Type II Ulips — where both the sum assured and the fund value are given on the death of the
policyholder during the policy term — have always been around and nobody used this as an excuse to
raise the mortality charge. For example, SBI Life’s Unit Plus Elite II didn’t slap differential mortality
charges.
The insurers’ argument can also be easily demolished. If the sum at risk goes up at any given
point of time, the mortality premium, calculated at a given rate, automatically goes up.
So why tweak the rate?
“The mortality premium rates can vary if the underwriting conditions change or if the insurer
experiences a high claim ratio in a particular product,” said G.N. Agarwal, chief actuary of Future
Generali Life Insurance Company.
“We have also noticed some companies increasing their mortality charges. This should
not have happened. It isn’t proper,” said Agarwal, who formerly was an actuary with the
Life Insurance Corporation of India. “I don’t understand how the regulator approved
these products without seeking clarifications from the insurers.”
S.B. Mathur, secretary-general of the Life Insurance Council, the lobbying body of life
insurance companies in the country, said he was not aware of this development. But he
added, “This should not have happened. I am not aware of this. So, I cannot make
further comments. I’ll take a look at it.”
Sinister purpose
In its revised circular issued in August 2009 that capped charges relating to Ulips, the
insurance regulator excluded mortality charges from the overall cap on expenses while
determining the investment returns of policyholders.
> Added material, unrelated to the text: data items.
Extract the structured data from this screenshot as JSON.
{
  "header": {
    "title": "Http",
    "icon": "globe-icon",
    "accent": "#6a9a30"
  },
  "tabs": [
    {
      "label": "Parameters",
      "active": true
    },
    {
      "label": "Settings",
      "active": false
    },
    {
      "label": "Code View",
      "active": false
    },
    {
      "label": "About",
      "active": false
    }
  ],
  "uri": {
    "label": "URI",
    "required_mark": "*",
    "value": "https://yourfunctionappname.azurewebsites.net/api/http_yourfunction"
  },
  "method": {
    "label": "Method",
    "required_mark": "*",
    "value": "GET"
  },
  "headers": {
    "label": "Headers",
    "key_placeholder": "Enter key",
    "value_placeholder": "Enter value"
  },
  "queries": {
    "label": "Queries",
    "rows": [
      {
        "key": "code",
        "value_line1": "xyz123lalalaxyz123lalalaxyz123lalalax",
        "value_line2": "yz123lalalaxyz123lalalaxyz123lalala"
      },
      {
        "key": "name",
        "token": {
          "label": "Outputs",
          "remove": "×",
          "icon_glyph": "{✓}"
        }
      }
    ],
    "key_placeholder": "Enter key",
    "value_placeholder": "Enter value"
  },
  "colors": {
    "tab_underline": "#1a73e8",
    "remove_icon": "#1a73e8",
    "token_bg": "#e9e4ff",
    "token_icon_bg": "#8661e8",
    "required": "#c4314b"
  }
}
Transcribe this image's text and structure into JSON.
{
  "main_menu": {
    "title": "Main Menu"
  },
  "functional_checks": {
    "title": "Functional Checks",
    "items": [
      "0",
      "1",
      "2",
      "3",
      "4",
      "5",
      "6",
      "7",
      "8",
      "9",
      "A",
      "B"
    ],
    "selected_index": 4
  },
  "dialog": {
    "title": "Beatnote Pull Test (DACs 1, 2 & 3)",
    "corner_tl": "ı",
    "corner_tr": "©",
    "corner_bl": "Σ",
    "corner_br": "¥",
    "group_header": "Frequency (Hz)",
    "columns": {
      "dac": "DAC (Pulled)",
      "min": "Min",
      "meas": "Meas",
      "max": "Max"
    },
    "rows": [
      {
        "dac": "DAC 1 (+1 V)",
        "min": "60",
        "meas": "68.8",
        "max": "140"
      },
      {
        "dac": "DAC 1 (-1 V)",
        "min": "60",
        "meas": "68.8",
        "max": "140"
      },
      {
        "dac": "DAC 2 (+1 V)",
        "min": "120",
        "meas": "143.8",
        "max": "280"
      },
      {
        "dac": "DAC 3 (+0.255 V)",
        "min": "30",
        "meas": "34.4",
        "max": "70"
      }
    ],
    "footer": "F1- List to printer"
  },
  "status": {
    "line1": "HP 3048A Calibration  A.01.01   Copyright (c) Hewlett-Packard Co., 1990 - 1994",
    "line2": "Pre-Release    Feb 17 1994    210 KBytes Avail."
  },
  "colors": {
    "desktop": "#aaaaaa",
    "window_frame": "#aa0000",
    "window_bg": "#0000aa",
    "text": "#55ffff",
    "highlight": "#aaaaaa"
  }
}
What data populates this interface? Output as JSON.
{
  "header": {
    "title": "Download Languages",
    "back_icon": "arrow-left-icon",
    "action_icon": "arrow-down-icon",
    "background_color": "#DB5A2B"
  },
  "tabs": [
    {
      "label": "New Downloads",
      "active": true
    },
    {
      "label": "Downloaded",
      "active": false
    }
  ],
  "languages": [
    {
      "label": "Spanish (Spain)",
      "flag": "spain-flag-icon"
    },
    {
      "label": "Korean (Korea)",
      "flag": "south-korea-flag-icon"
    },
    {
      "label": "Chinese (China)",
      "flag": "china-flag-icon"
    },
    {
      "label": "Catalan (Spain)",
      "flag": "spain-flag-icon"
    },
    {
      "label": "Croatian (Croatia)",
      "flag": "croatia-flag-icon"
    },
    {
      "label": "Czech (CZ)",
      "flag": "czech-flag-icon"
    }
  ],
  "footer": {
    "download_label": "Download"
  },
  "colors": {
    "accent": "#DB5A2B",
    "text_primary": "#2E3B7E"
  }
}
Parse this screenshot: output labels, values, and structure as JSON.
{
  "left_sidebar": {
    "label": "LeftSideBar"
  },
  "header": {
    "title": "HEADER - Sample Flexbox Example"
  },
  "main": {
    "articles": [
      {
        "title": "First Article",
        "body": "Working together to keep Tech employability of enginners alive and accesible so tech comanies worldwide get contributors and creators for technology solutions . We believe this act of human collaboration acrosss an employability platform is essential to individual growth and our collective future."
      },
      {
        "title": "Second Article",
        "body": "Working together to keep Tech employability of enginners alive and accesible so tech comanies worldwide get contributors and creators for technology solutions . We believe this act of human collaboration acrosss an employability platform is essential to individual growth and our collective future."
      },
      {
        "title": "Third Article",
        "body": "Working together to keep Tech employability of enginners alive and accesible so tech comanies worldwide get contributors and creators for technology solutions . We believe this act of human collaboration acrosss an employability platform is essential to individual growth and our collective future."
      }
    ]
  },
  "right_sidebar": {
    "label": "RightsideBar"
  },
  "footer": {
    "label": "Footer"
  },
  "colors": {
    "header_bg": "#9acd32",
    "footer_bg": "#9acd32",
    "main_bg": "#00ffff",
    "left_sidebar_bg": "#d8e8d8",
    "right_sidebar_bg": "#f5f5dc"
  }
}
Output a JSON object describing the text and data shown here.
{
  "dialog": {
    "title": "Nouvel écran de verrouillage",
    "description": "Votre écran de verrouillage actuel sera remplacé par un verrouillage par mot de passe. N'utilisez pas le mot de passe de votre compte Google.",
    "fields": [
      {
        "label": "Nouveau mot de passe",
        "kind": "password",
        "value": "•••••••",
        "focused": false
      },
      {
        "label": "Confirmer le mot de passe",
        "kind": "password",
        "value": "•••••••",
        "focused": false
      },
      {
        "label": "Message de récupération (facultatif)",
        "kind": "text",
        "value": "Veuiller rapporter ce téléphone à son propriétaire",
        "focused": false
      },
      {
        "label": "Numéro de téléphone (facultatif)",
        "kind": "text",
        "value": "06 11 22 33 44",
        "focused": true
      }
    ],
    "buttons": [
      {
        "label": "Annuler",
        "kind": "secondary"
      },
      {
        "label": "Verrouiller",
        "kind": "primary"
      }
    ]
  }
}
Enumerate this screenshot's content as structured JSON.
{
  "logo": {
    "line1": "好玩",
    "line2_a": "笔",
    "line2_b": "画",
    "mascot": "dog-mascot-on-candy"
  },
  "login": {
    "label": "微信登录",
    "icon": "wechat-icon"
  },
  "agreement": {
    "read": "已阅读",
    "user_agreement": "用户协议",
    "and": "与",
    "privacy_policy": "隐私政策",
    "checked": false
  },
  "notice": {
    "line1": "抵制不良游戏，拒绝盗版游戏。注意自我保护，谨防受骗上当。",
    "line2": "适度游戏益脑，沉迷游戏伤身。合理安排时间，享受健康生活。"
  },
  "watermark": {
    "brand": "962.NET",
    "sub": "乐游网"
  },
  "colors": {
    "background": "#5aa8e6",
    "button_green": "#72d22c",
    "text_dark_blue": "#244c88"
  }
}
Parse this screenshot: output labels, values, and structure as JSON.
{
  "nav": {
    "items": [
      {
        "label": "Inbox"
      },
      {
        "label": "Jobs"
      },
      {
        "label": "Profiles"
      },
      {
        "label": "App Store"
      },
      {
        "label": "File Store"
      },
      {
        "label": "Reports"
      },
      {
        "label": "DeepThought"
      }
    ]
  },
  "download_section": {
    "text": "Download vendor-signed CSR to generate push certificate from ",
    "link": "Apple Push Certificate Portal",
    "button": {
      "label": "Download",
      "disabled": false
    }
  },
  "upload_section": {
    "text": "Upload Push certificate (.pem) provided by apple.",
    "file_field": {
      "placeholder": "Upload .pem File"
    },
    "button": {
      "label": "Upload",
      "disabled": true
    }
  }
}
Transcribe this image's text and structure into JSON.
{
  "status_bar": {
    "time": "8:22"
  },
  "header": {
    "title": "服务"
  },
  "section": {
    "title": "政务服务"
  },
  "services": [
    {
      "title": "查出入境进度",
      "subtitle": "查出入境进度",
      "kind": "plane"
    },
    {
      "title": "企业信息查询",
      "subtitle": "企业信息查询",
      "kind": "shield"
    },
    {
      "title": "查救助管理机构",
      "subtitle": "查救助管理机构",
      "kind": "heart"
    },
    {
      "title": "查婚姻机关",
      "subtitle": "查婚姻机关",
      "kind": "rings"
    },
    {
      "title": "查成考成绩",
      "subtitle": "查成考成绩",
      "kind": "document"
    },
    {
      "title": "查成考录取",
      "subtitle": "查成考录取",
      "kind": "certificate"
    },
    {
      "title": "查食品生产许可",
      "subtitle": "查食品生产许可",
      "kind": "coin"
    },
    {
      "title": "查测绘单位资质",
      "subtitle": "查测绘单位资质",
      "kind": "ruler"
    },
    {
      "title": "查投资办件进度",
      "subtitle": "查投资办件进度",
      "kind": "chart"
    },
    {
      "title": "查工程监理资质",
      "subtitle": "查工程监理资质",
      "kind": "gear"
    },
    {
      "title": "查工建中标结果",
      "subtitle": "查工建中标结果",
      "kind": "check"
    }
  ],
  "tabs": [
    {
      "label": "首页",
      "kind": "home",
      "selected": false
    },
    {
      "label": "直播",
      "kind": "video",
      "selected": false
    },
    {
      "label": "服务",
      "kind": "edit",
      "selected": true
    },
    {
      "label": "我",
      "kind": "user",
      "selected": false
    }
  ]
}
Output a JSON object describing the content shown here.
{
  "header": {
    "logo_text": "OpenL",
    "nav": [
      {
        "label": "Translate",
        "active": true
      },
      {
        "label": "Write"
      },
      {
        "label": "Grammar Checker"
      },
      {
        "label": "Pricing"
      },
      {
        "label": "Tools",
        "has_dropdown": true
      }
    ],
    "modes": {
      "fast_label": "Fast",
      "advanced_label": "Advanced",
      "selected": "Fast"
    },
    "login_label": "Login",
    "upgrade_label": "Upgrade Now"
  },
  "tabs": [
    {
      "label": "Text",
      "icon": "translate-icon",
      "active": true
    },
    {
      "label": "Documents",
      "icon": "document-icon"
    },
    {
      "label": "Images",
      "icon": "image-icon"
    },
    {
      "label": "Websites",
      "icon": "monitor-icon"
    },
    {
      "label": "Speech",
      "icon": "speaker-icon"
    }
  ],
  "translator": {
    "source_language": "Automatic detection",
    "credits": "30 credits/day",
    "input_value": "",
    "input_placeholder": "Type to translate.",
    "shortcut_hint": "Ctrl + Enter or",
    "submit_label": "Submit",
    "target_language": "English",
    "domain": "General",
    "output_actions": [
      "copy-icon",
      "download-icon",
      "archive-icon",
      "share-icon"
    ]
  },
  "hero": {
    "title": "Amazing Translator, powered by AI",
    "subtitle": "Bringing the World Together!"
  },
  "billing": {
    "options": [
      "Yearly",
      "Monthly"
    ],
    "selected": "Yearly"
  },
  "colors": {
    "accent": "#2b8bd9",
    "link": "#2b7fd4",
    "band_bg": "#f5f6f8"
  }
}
The first circular in July 2009 had, however, included mortality charges within the
overall cap on expenses.
After August 2009, insurers such as SBI Life increased the mortality charges while
reducing its premium allocation and other charges.
“After the new regulations came into place from September 1, insurers have been
increasing their mortality charges to make profits which otherwise would have
suffered,” Agarwal explained.
What the insurer doesn’t tell you is that profits earned from the investment of mortality
premium accrue to the shareholders of the insurance company and not to its
policyholders.
Therefore, an increase in mortality charges imply more investible fund for an insurance
company and, hence, greater distributable profits to shareholders. “This could be another
reason why insurers are raising their mortality charges,” admits Agarwal.